On Wednesday, Wiley got another bump when New York City Public Advocate Jumaane Williams, who is running for re-election and underscored his influence when he lost a surprisingly competitive primary race for lieutenant governor in 2018, announced that he, too, was endorsing Wiley.
At a WFP-sponsored rally in Brooklyn on Friday, Williams talked up Wiley but also explained that his decision had been driven by the rhetoric around the city’s spike in violent crime — and the NYPD’s future role in tamping it down.
“One of the reasons I decided to endorse is because the conversation is getting too crazy around public safety. And we started feeding the fears that have allowed the worst things to happen to the same communities over and over,” Williams said — a clear jab at Adams and Yang, who have advocated for stepped-up policing.

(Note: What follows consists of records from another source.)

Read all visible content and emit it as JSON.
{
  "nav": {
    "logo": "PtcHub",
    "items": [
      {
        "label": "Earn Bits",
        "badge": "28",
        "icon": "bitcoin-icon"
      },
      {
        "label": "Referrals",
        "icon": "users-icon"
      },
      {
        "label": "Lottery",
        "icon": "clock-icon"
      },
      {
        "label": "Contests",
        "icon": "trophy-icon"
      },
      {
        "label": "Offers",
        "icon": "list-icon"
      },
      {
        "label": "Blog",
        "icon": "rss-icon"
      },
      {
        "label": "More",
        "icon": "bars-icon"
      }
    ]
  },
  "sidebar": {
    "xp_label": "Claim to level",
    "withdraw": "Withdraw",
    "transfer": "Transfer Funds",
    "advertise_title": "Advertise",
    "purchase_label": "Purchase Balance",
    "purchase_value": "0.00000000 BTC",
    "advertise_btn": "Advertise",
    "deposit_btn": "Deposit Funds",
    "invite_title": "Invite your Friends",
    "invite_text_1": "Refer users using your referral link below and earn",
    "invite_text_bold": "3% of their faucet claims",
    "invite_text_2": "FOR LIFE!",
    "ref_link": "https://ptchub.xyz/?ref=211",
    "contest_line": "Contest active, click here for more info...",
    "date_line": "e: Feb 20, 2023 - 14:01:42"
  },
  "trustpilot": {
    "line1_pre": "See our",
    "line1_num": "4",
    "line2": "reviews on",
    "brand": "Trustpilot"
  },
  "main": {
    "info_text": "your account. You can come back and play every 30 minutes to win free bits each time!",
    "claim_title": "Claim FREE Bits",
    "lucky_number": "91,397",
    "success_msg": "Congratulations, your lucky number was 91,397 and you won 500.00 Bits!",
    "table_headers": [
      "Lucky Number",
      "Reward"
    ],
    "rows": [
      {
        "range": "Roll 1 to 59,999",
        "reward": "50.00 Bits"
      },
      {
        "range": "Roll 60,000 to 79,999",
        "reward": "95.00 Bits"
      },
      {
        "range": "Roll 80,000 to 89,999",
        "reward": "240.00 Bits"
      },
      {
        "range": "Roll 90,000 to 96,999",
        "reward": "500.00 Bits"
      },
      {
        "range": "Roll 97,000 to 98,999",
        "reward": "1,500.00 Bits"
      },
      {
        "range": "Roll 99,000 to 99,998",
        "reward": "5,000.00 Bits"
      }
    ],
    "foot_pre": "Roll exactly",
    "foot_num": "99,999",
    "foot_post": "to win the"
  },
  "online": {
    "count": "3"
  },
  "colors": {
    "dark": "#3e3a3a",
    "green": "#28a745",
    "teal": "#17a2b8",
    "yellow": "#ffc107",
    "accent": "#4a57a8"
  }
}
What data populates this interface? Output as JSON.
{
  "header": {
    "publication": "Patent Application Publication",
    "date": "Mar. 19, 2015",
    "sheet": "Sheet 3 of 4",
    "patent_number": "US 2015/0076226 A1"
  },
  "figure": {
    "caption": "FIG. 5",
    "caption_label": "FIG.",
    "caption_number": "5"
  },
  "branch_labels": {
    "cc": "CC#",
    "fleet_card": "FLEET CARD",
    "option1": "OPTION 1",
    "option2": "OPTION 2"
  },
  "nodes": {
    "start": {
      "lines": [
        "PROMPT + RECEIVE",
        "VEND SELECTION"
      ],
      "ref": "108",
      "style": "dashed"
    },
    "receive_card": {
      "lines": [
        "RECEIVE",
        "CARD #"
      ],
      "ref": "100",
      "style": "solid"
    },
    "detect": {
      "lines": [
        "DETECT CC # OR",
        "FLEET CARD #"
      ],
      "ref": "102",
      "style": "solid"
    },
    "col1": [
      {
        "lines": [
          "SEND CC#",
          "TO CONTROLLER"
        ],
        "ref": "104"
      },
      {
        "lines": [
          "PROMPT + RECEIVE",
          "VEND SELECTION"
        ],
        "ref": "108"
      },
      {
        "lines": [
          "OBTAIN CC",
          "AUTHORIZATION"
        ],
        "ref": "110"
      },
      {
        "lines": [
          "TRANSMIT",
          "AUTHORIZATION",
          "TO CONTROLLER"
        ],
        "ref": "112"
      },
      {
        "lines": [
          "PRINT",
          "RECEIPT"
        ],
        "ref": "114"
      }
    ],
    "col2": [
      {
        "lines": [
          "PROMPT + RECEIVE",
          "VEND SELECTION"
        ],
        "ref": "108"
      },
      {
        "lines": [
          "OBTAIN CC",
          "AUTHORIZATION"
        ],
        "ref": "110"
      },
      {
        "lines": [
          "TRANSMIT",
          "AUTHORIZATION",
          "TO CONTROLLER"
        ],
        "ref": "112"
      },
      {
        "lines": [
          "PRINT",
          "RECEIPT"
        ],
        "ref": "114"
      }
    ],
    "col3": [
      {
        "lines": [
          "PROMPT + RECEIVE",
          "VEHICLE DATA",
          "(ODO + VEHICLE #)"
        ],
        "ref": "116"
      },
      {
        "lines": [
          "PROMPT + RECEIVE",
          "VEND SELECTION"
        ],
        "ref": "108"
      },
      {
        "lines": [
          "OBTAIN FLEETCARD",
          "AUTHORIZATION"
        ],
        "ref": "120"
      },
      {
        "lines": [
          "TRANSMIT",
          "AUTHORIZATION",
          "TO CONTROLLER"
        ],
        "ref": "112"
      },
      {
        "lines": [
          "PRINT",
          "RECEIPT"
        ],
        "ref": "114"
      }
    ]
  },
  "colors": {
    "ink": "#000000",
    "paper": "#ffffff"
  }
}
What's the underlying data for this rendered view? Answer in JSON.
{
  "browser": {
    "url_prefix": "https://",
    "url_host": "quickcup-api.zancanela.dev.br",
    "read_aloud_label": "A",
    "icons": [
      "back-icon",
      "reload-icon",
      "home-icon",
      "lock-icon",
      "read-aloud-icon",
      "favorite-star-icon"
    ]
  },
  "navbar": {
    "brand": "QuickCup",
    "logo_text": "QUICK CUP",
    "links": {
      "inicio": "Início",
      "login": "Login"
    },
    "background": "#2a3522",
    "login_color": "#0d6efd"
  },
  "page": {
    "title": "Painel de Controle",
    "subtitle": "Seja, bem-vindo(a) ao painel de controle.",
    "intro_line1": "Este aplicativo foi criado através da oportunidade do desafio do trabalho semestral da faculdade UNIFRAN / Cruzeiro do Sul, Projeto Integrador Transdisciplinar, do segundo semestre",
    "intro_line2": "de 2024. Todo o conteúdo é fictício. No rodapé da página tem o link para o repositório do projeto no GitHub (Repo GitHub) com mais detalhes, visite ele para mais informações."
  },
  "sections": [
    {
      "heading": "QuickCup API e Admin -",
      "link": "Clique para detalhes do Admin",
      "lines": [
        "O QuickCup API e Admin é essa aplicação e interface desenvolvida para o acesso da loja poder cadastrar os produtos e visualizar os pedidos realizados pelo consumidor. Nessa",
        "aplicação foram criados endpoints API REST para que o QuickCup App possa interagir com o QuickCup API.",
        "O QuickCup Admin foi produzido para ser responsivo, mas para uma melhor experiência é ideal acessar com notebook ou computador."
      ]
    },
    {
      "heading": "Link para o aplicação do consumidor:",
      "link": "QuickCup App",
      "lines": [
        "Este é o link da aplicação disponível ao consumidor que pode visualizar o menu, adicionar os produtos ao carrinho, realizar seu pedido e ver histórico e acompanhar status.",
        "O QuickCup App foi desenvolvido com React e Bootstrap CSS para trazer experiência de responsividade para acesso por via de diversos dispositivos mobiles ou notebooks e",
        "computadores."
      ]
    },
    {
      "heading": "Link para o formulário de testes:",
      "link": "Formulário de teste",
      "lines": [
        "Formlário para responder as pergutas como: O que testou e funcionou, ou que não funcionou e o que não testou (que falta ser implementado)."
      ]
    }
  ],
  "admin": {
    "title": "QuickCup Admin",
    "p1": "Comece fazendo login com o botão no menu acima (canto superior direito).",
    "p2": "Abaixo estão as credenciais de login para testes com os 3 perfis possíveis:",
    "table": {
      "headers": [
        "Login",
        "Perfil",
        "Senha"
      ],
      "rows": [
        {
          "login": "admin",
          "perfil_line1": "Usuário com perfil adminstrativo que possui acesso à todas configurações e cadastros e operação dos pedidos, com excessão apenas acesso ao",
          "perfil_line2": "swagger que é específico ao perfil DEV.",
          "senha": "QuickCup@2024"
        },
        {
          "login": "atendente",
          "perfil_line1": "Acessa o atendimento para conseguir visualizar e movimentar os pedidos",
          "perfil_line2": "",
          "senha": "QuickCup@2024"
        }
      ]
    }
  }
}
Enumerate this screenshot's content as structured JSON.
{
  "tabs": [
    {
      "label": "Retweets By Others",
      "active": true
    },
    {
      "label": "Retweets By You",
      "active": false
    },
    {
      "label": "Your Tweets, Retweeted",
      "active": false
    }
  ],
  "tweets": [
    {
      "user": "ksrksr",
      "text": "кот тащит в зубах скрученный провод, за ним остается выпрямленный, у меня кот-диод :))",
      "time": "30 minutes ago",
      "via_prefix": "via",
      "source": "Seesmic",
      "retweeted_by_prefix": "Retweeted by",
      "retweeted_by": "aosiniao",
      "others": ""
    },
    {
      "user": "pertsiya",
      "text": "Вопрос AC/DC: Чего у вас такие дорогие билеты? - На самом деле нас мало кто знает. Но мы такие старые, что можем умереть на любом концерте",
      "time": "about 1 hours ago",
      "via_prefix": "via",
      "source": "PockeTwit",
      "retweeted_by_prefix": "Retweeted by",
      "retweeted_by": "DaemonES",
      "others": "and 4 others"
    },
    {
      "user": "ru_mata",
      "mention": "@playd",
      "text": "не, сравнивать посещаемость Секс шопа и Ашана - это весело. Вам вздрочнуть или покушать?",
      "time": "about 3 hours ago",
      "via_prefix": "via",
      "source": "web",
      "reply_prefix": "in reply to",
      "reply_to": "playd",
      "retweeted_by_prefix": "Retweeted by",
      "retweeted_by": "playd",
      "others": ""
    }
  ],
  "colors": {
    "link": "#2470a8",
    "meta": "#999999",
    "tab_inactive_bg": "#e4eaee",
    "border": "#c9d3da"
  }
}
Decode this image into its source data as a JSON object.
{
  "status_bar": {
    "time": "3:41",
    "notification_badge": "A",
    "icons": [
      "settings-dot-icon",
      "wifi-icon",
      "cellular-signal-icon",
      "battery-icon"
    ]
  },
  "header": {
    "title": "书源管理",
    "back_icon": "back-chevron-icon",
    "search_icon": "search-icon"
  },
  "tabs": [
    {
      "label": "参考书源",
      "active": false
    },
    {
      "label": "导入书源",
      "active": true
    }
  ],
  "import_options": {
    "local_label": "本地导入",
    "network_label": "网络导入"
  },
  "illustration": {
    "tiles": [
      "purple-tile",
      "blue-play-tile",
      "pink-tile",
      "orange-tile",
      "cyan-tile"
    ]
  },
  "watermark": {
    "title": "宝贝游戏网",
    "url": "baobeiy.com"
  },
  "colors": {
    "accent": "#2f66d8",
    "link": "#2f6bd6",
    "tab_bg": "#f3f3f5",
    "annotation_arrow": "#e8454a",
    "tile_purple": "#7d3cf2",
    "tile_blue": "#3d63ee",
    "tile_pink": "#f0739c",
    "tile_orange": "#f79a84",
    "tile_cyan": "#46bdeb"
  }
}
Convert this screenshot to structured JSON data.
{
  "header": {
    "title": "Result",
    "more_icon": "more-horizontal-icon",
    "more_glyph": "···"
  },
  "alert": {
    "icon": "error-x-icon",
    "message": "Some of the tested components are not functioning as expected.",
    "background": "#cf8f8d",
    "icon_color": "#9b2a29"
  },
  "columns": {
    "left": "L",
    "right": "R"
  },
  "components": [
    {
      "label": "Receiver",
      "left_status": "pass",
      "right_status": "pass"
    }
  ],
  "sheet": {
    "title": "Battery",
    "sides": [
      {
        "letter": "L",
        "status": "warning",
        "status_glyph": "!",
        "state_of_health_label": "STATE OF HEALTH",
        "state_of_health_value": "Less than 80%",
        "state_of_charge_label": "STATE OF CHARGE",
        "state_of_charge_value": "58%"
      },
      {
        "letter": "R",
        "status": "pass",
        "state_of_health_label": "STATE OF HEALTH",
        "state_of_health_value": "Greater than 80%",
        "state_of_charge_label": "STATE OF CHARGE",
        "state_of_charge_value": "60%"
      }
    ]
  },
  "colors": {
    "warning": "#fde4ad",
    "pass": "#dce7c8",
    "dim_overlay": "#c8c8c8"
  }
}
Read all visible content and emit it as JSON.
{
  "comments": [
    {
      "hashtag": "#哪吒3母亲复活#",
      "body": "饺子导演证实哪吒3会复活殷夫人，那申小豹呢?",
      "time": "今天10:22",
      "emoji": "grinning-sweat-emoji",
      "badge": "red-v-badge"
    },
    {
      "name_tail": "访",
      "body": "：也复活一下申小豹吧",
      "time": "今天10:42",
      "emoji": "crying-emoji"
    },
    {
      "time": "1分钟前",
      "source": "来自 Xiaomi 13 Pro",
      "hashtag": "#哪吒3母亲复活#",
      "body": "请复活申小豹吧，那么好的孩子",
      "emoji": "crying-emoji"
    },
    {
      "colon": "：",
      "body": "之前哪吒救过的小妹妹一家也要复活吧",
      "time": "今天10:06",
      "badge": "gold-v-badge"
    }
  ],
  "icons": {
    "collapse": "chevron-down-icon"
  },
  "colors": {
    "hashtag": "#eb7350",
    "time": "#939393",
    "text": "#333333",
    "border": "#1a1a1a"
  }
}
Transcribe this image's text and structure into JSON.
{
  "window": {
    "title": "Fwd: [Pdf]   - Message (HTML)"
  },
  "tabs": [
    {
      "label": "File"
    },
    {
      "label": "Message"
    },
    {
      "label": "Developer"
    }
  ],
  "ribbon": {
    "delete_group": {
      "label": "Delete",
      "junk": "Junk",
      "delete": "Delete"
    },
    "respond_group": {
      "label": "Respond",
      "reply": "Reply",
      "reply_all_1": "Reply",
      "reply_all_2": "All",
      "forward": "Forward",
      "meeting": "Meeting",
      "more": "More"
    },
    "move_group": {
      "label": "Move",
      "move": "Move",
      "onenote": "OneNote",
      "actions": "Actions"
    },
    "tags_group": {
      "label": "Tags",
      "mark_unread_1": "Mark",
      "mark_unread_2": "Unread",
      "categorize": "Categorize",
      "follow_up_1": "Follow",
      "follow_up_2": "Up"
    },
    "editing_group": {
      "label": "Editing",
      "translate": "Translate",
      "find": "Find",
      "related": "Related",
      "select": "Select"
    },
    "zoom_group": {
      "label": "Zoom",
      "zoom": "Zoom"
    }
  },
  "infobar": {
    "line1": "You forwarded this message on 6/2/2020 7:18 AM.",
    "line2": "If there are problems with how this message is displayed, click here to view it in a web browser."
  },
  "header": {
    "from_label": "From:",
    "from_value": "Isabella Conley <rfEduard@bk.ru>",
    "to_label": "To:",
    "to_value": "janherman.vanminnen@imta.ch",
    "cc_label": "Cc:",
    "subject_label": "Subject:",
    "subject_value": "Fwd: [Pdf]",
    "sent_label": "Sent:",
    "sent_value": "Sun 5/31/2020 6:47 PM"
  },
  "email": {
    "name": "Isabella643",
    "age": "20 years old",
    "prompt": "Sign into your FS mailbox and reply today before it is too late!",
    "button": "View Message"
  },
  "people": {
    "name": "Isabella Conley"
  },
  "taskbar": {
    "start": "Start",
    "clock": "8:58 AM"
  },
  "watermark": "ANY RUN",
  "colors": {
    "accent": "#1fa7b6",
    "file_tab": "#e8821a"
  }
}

Williams also defended the left from charges that its policies, which were growing in popularity before being hit with a backlash over the past year, were to blame for the recent surge in violent crime.
“I got news for you: Most of the stuff that we asked for never happened. The administration that came in didn’t do most of what we asked,” he said of term-limited de Blasio’s tenure. “That’s why we don’t want to return to normal, because it didn’t work for most of the people.”
Jonathan Westin, the executive director of New York Communities for Change, which operates under the WFP umbrella, and endorsed Wiley on Friday, put the group’s calculus in blunt terms.
“Maya is the progressive candidate who has the best chance of winning this New York City mayoral race,” he said.